6 tips from the latest research on better meetings

Holly AbbottUncategorized

Much business writing regards meetings as, at best, a necessary evil. As much as some of us may like to think they’re a great opportunity to get engagement and get things done, it will never be the majority view. But we should still try to get as much out of them as we can.

So, here’s 6 tips based on the latest research on how to get the most out of meetings:

 

1. Remove anchoring bias

Ok, so this isn’t exactly new research. Amos Tversky and Daniel Kahneman – the stars of Michael Lewis’ book The Undoing Project – found that anchoring has a powerful effect on people’s view of information. In meetings, this means that discussion throughout the rest of the meeting focuses on the first suggestions. Kahneman recommended that, to overcome this, participants would write and circulate summaries of their position prior to the meeting.

 

2. Remove agreement bias

Anyone who’s been in a meeting may disagree with this, but some of us have seen it at first hand: people don’t actually like disagreeing with each other, especially if there’s a powerful person in the room. Research by Tom Gole of BCG and Simon Quinn of Oxford University ran an experiment at a school debating tournament, in which they found that judges who disagreed with others in earlier rounds tended to vote for higher seeded candidates in later rounds to avoid “too much” disagreement.

This one is very difficult to overcome, especially if there are senior or powerful people in the meeting. If your meetings require voting, then you may want to introduce voting in reverse order of seniority. This article recommends rewarding disagreement, although this can also be difficult for companies.

 

3. Keep the meeting as small as possible

This advice is based on research, but it needn’t be. It’s just common sense that the more people you have in a meeting, the more likely it is that some people will hide, and others just won’t have their view heard even if they want to. Plus, it places a heavy burden on the facilitator. For more effective meetings, keep attendance tight.

 

4. Ban laptops, tablets and phones

This goes back to the old truth about multitasking: people can’t do it. Not really. Some can switch more quickly between tasks, but they can’t do too things with their brain effectively at the same time. In fact, as expected, a person who multitasks will take “50% longer to accomplish a task and he or she makes up to 50% more mistakes”. A person checking their emails or Googling something in a meeting is simply not listening or contributing as effectively to the person with no tech in front of them. Further, they distract others. If someone senior in the meeting starts using tech, then there will be a knock-on effect.

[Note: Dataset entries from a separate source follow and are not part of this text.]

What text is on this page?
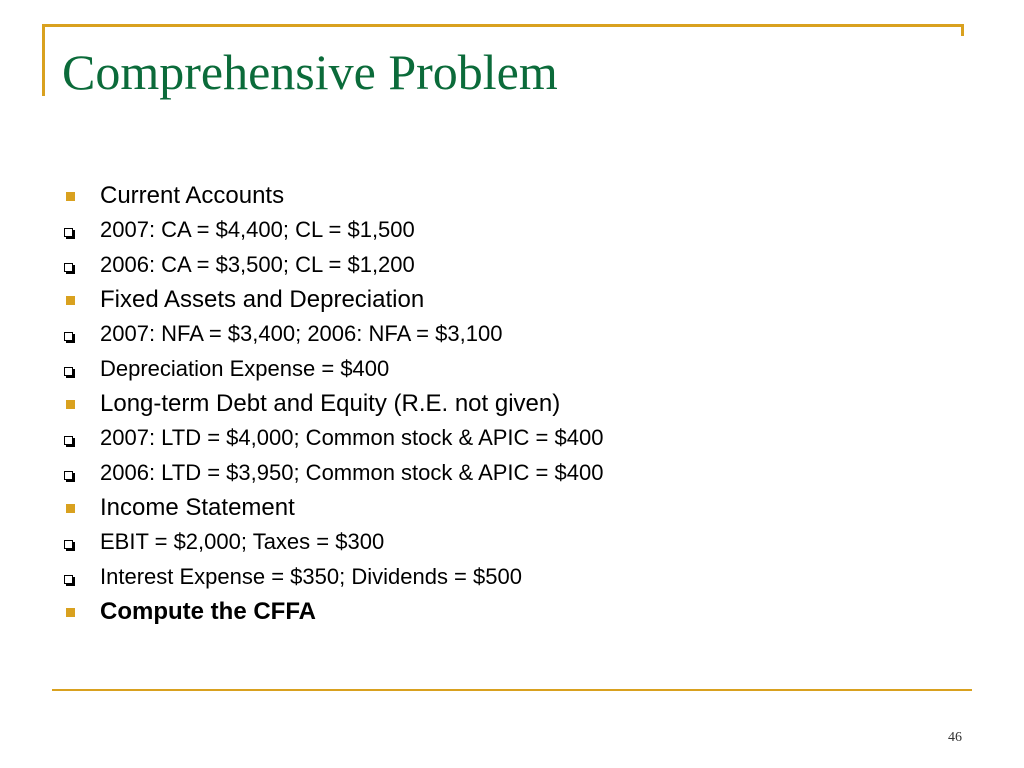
Comprehensive Problem
Current Accounts
2007: CA = $4,400; CL = $1,500
2006: CA = $3,500; CL = $1,200
Fixed Assets and Depreciation
2007: NFA = $3,400; 2006: NFA = $3,100
Depreciation Expense = $400
Long-term Debt and Equity (R.E. not given)
2007: LTD = $4,000; Common stock & APIC = $400
2006: LTD = $3,950; Common stock & APIC = $400
Income Statement
EBIT = $2,000; Taxes = $300
Interest Expense = $350; Dividends = $500
Compute the CFFA
46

It’s also bad manners. If you’re a junior member of staff presenting or talking in a meeting, and someone senior is on their phone or laptop, it can be hurtful.

 

5. Keep them short

Parkinson’s Law, that work expands so as to fill the time available for its completion, is a mode of thought that can be abused. But it is particularly applicable to meetings. Limiting the time of meetings forces people to be more efficient, and may help with that ban on tech.

 

6. Don’t underestimate the importance of small talk

Countless books and articles have said that meetings should be run by strict agendas with even stricter timescales, removing chit-chat and focused on getting important stuff discussed as efficiently as possible.

However, this may be a counter-productive approach. Research by Google found that teams that engaged in small-talk before and/or after a meeting were generally more productive. By talking about their weekends or what their children had been up to before a meeting, they tended to be better at teamwork and have stronger bonds, making them more effective than those who only focused on work in a meeting.

Have an agenda, of course, but don’t try and get rid of the stuff you regard as ‘pointless’ at the very start of the meeting. It might give your team the edge it needs!